Concurrent Dietary Administration of D‐SAL and Ethanol Diminishes Ethanol’s Teratogenesis

Background:  SAL (SALLRSIPA) is a peptide fragment of activity‐dependent neurotrophic factor. Both L‐ and D‐SAL diminish ethanol’s pathogenesis, however, the D‐peptide is protease resistant, and can therefore be effectively administered in a diet. The present study tested the hypothesis that D‐SAL provided in a liquid diet containing ethanol will prevent ethanol‐induced teratogenicity in mice. Methods:  Following an ethanol acclimation period, female C57Bl/6J mice were withdrawn from the ethanol, bred, and then returned during gestational days (GD) 7 and 8 to a control liquid diet or one containing 4.8% ethanol alone or in combination with 5.6  μ g/ml D‐SAL. At these doses, the mice received approximately 75  μ g of D‐SAL on each day and achieved peak blood‐alcohol concentrations on GD 8 that ranged from 148–162 mg/dl.
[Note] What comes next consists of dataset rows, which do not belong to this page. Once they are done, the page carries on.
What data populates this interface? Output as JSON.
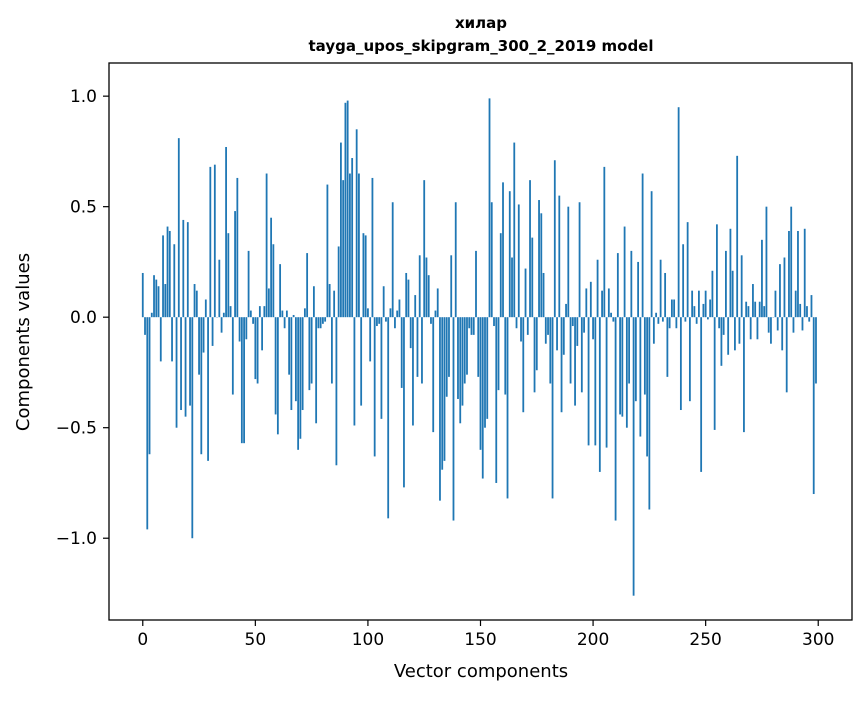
{
  "chart_data": {
    "type": "bar",
    "title": "хилар",
    "subtitle": "tayga_upos_skipgram_300_2_2019 model",
    "xlabel": "Vector components",
    "ylabel": "Components values",
    "xlim": [
      -15,
      315
    ],
    "ylim": [
      -1.37,
      1.15
    ],
    "xticks": [
      0,
      50,
      100,
      150,
      200,
      250,
      300
    ],
    "xtick_labels": [
      "0",
      "50",
      "100",
      "150",
      "200",
      "250",
      "300"
    ],
    "yticks": [
      -1.0,
      -0.5,
      0.0,
      0.5,
      1.0
    ],
    "ytick_labels": [
      "−1.0",
      "−0.5",
      "0.0",
      "0.5",
      "1.0"
    ],
    "bar_color": "#1f77b4",
    "grid": false,
    "legend": "none",
    "values": [
      0.2,
      -0.08,
      -0.96,
      -0.62,
      0.02,
      0.19,
      0.17,
      0.14,
      -0.2,
      0.37,
      0.15,
      0.41,
      0.39,
      -0.2,
      0.33,
      -0.5,
      0.81,
      -0.42,
      0.44,
      -0.45,
      0.43,
      -0.4,
      -1.0,
      0.15,
      0.12,
      -0.26,
      -0.62,
      -0.16,
      0.08,
      -0.65,
      0.68,
      -0.13,
      0.69,
      0.0,
      0.26,
      -0.07,
      0.02,
      0.77,
      0.38,
      0.05,
      -0.35,
      0.48,
      0.63,
      -0.11,
      -0.57,
      -0.57,
      -0.1,
      0.3,
      0.03,
      -0.03,
      -0.28,
      -0.3,
      0.05,
      -0.15,
      0.05,
      0.65,
      0.13,
      0.45,
      0.33,
      -0.44,
      -0.53,
      0.24,
      0.03,
      -0.05,
      0.03,
      -0.26,
      -0.42,
      0.01,
      -0.38,
      -0.6,
      -0.55,
      -0.42,
      0.04,
      0.29,
      -0.33,
      -0.3,
      0.14,
      -0.48,
      -0.05,
      -0.05,
      -0.03,
      -0.02,
      0.6,
      0.15,
      -0.3,
      0.12,
      -0.67,
      0.32,
      0.79,
      0.62,
      0.97,
      0.98,
      0.65,
      0.72,
      -0.49,
      0.85,
      0.65,
      -0.4,
      0.38,
      0.37,
      0.04,
      -0.2,
      0.63,
      -0.63,
      -0.04,
      -0.03,
      -0.46,
      0.14,
      -0.02,
      -0.91,
      0.04,
      0.52,
      -0.05,
      0.03,
      0.08,
      -0.32,
      -0.77,
      0.2,
      0.17,
      -0.14,
      -0.49,
      0.1,
      -0.27,
      0.28,
      -0.3,
      0.62,
      0.27,
      0.19,
      -0.03,
      -0.52,
      0.03,
      0.13,
      -0.83,
      -0.69,
      -0.65,
      -0.36,
      -0.27,
      0.28,
      -0.92,
      0.52,
      -0.37,
      -0.48,
      -0.4,
      -0.3,
      -0.26,
      -0.05,
      -0.08,
      -0.08,
      0.3,
      -0.27,
      -0.6,
      -0.73,
      -0.5,
      -0.46,
      0.99,
      0.52,
      -0.04,
      -0.75,
      -0.33,
      0.38,
      0.61,
      -0.35,
      -0.82,
      0.57,
      0.27,
      0.79,
      -0.05,
      0.51,
      -0.11,
      -0.43,
      0.22,
      -0.08,
      0.62,
      0.36,
      -0.34,
      -0.24,
      0.53,
      0.47,
      0.2,
      -0.12,
      -0.08,
      -0.3,
      -0.82,
      0.71,
      -0.15,
      0.55,
      -0.43,
      -0.17,
      0.06,
      0.5,
      -0.3,
      -0.04,
      -0.4,
      -0.13,
      0.52,
      -0.34,
      -0.07,
      0.13,
      -0.58,
      0.16,
      -0.1,
      -0.58,
      0.26,
      -0.7,
      0.12,
      0.68,
      -0.59,
      0.13,
      0.02,
      -0.02,
      -0.92,
      0.29,
      -0.44,
      -0.45,
      0.41,
      -0.5,
      -0.3,
      0.3,
      -1.26,
      -0.38,
      0.25,
      -0.54,
      0.65,
      -0.35,
      -0.63,
      -0.87,
      0.57,
      -0.12,
      0.02,
      -0.03,
      0.26,
      -0.02,
      0.2,
      -0.27,
      -0.05,
      0.08,
      0.08,
      -0.05,
      0.95,
      -0.42,
      0.33,
      -0.02,
      0.43,
      -0.38,
      0.12,
      0.05,
      -0.03,
      0.12,
      -0.7,
      0.06,
      0.12,
      -0.01,
      0.08,
      0.21,
      -0.51,
      0.42,
      -0.05,
      -0.22,
      -0.08,
      0.3,
      -0.17,
      0.4,
      0.21,
      -0.15,
      0.73,
      -0.12,
      0.28,
      -0.52,
      0.07,
      0.05,
      -0.1,
      0.15,
      0.07,
      -0.1,
      0.07,
      0.35,
      0.05,
      0.5,
      -0.07,
      -0.12,
      0.0,
      0.12,
      -0.06,
      0.24,
      -0.15,
      0.27,
      -0.34,
      0.39,
      0.5,
      -0.07,
      0.12,
      0.39,
      0.06,
      -0.06,
      0.4,
      0.05,
      -0.02,
      0.1,
      -0.8,
      -0.3
    ]
  }
}
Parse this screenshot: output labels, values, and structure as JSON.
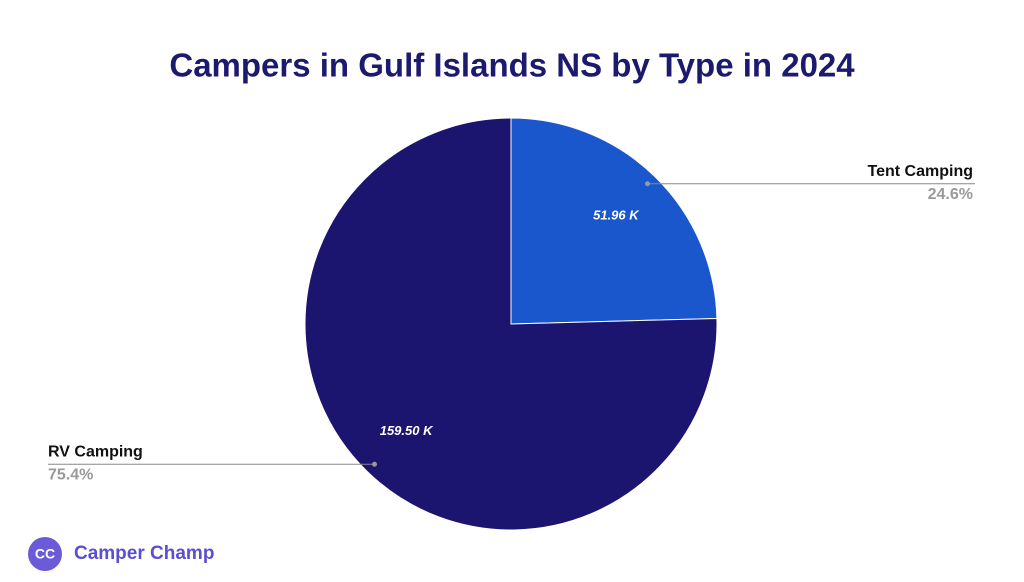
{
  "chart_data": {
    "type": "pie",
    "title": "Campers in Gulf Islands NS by Type in 2024",
    "categories": [
      "Tent Camping",
      "RV Camping"
    ],
    "values": [
      51.96,
      159.5
    ],
    "value_labels": [
      "51.96 K",
      "159.50 K"
    ],
    "percentages": [
      24.6,
      75.4
    ],
    "percentage_labels": [
      "24.6%",
      "75.4%"
    ],
    "colors": [
      "#1a56cc",
      "#1c1570"
    ]
  },
  "brand": {
    "logo": "CC",
    "name": "Camper Champ"
  }
}
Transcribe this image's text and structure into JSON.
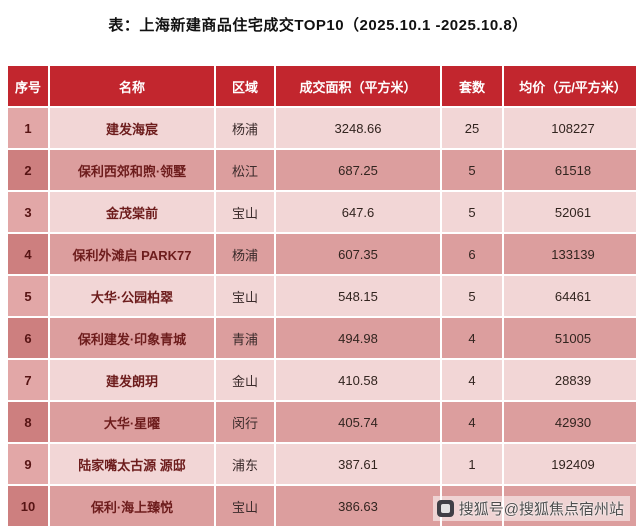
{
  "chart_data": {
    "type": "table",
    "title": "表：上海新建商品住宅成交TOP10（2025.10.1 -2025.10.8）",
    "columns": [
      "序号",
      "名称",
      "区域",
      "成交面积（平方米）",
      "套数",
      "均价（元/平方米）"
    ],
    "rows": [
      [
        "1",
        "建发海宸",
        "杨浦",
        "3248.66",
        "25",
        "108227"
      ],
      [
        "2",
        "保利西郊和煦·领墅",
        "松江",
        "687.25",
        "5",
        "61518"
      ],
      [
        "3",
        "金茂棠前",
        "宝山",
        "647.6",
        "5",
        "52061"
      ],
      [
        "4",
        "保利外滩启 PARK77",
        "杨浦",
        "607.35",
        "6",
        "133139"
      ],
      [
        "5",
        "大华·公园柏翠",
        "宝山",
        "548.15",
        "5",
        "64461"
      ],
      [
        "6",
        "保利建发·印象青城",
        "青浦",
        "494.98",
        "4",
        "51005"
      ],
      [
        "7",
        "建发朗玥",
        "金山",
        "410.58",
        "4",
        "28839"
      ],
      [
        "8",
        "大华·星曜",
        "闵行",
        "405.74",
        "4",
        "42930"
      ],
      [
        "9",
        "陆家嘴太古源 源邸",
        "浦东",
        "387.61",
        "1",
        "192409"
      ],
      [
        "10",
        "保利·海上臻悦",
        "宝山",
        "386.63",
        "",
        ""
      ]
    ]
  },
  "watermark": {
    "label": "搜狐号@搜狐焦点宿州站"
  },
  "colors": {
    "header_bg": "#c2262e",
    "header_text": "#ffffff",
    "row_light": "#f2d6d6",
    "row_dark": "#dc9e9e",
    "serial_light": "#e2a7a7",
    "serial_dark": "#cd7f7f",
    "name_text": "#6d1c1c"
  }
}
On GD 14, the fetuses were examined for the presence of ocular abnormalities including microphthalmia and irregularly shaped pupils, teratogenic effects known to result from this ethanol exposure paradigm. Results:  Dietary D‐SAL reduced the incidence of ocular defects in ethanol‐exposed fetuses from 29 to 10% in the right eyes and from 21 to 7.5% in the left eyes; levels similar to those observed in pair‐fed controls. In addition to decreasing their incidence, D‐SAL also reduced the severity of the ocular defects. Conclusions:  These results demonstrate that oral D‐SAL can prevent ethanol‐induced ocular defects. Because ocular defects are commonly associated with CNS damage, oral D‐SAL may also prove valuable in preventing ethanol‐induced brain defects.